Anthony Damico
2012-Aug-10 17:53 UTC
[R] Direct Method Age-Adjustment to Complex Survey Data
Hi everyone, my apologies in advance if I'm overlooking something simple in
this question. I am trying to use R's survey package to make a direct
method age-adjustment to some complex survey data. I have played with
postStratify, calibrate, rake, and simply multiplying the base weights by
the correct proportions - nothing seems to hit the published numbers on the
nose.
I am trying to replicate any of the following:
the stdize and stdweight parameters from a Stata complex survey
analysis command (like this)
svyset [w= WEIGHTVAR], psu(PSUVAR) strata(STRATAVAR) vce(linearized)
svy: mean VARNAME, stdize(agecat) stdweight(agewt)
the stdvar and stdwgt parameters from a SUDAAN proc descript call
the ESTIMATE statement in a PROC SURVEYREG (used to generate adjusted
means) in SAS version 9.2
I am attempting to match figure 1 from nchs data brief #92 exactly using
R. The data are here: http://www.cdc.gov/nchs/data/databriefs/db92_fig1.png
and the full brief is here:
http://www.cdc.gov/nchs/data/databriefs/db92.htm This is the National
Health and Nutrition Examination Survey, produced by the US CDC.

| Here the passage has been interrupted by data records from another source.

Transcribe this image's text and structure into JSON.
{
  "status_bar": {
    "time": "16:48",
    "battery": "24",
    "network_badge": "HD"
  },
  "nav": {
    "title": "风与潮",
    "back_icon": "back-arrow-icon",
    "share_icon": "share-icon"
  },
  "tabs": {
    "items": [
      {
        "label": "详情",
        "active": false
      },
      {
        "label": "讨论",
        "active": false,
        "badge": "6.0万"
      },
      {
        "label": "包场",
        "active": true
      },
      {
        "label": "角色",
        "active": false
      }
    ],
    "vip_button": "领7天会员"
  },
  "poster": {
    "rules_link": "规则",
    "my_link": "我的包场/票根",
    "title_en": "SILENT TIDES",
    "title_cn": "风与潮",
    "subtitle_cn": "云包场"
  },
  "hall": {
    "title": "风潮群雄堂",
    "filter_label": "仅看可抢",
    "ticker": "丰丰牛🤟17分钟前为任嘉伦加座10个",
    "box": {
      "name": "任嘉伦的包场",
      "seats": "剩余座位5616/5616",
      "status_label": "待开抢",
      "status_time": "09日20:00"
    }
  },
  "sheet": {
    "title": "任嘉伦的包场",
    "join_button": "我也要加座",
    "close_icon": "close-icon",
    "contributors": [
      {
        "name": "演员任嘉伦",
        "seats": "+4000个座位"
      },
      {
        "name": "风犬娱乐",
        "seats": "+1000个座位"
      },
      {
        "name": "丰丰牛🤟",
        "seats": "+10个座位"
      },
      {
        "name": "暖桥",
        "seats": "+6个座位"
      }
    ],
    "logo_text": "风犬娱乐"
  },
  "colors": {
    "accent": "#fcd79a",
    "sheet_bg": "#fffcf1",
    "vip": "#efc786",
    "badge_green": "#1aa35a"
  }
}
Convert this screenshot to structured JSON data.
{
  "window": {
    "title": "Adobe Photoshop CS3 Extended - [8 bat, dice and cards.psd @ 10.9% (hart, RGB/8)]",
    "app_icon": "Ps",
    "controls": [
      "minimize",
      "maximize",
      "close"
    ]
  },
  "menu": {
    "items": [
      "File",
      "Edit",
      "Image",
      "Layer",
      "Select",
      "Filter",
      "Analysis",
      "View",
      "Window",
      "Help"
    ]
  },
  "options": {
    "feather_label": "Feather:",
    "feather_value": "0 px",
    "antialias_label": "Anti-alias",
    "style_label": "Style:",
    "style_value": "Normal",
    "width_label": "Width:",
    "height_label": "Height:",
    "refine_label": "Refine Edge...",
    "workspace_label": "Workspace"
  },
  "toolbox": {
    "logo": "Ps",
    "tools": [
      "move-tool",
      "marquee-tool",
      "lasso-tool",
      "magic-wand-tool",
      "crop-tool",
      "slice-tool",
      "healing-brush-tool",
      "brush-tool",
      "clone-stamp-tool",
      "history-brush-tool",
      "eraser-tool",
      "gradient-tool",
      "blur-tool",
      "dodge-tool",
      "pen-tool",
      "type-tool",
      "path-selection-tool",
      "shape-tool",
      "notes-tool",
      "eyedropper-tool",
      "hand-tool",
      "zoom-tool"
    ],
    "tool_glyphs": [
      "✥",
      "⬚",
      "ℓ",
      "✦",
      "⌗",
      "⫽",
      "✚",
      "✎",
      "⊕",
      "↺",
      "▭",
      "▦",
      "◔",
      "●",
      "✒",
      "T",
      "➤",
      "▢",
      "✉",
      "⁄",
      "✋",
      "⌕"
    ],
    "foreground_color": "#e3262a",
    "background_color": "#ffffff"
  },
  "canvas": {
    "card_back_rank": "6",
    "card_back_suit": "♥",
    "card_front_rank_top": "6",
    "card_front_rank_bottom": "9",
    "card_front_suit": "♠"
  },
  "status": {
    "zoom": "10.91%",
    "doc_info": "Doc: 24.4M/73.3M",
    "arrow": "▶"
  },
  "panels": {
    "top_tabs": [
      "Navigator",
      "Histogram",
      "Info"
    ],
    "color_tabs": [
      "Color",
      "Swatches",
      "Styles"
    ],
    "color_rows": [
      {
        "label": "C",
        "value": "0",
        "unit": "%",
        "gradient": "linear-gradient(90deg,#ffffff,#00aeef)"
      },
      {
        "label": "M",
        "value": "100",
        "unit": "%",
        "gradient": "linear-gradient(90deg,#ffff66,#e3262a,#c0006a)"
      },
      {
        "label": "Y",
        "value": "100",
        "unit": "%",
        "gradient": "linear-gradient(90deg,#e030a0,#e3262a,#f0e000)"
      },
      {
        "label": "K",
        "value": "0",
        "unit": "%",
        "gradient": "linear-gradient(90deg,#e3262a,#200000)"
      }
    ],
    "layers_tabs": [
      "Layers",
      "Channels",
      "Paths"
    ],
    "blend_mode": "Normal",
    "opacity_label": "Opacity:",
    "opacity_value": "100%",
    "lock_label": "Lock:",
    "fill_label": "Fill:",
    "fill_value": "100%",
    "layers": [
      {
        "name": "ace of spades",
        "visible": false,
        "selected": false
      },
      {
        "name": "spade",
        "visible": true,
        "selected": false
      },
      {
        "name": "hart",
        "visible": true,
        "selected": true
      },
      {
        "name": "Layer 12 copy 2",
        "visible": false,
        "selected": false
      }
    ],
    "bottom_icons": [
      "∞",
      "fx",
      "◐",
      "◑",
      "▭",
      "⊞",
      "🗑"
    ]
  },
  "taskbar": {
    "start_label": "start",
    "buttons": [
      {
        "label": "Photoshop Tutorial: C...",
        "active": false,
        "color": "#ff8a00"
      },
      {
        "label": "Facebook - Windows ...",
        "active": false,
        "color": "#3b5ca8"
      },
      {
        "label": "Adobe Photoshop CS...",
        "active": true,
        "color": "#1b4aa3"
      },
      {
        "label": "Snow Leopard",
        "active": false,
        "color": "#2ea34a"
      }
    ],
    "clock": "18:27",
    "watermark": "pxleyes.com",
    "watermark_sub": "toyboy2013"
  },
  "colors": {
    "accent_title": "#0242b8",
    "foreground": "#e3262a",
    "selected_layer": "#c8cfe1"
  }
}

The CDC has published a bunch of syntax examples for generating
age-adjusted statistics with SUDAAN, SAS, and Stata. Here's a link with
all of that syntax:
http://www.cdc.gov/nchs/tutorials/NHANES/NHANESAnalyses/agestandardization/age_standardization_intro.htm
I've provided my detailed code below that gets to the point of the age
adjustment, and then fails. However, when I export my R data frame near
the end of the process and run a few Stata commands, I get the correct
numbers easily. Note that the code below uses the download.file command
twice to pull the (very small) data sets onto your local computer.
Any guidance about how to perform this age-adjustment would be appreciated!
Thanks!!
Anthony Damico
Kaiser Family Foundation
require(foreign)
require(survey)
############# download the NHANES 2009-2010 demographics and total
cholesterol files ##################
tf <- tempfile()
download.file(
"
ftp://ftp.cdc.gov/pub/Health_Statistics/NCHS/nhanes/2009-2010/demo_f.xpt" ,
tf ,
mode = "wb"
)
NHANES.0910.demographics.df <- read.xport( tf )
tf <- tempfile()
download.file(
"
ftp://ftp.cdc.gov/pub/Health_Statistics/NCHS/nhanes/2009-2010/TCHOL_F.xpt"
,
tf ,
mode = "wb"
)
NHANES.0910.TCHOL_F.df <- read.xport( tf )
############# merge them together, keeping only a few columns
##################
DemoKeepVars <- c( "SEQN" , "WTMEC2YR" ,
"RIDSTATR" , "SDMVPSU" ,
"SDMVSTRA" , "RIDAGEYR" , "RIAGENDR" ,
"RIDRETH1" )
TCHOLKeepVars <- c( "SEQN" , "LBXTC" )
x <-
merge(
NHANES.0910.demographics.df[ , DemoKeepVars ] ,
NHANES.0910.TCHOL_F.df[ , TCHOLKeepVars ] ,
all = T
)
# keep only individuals who took the "mobile examination"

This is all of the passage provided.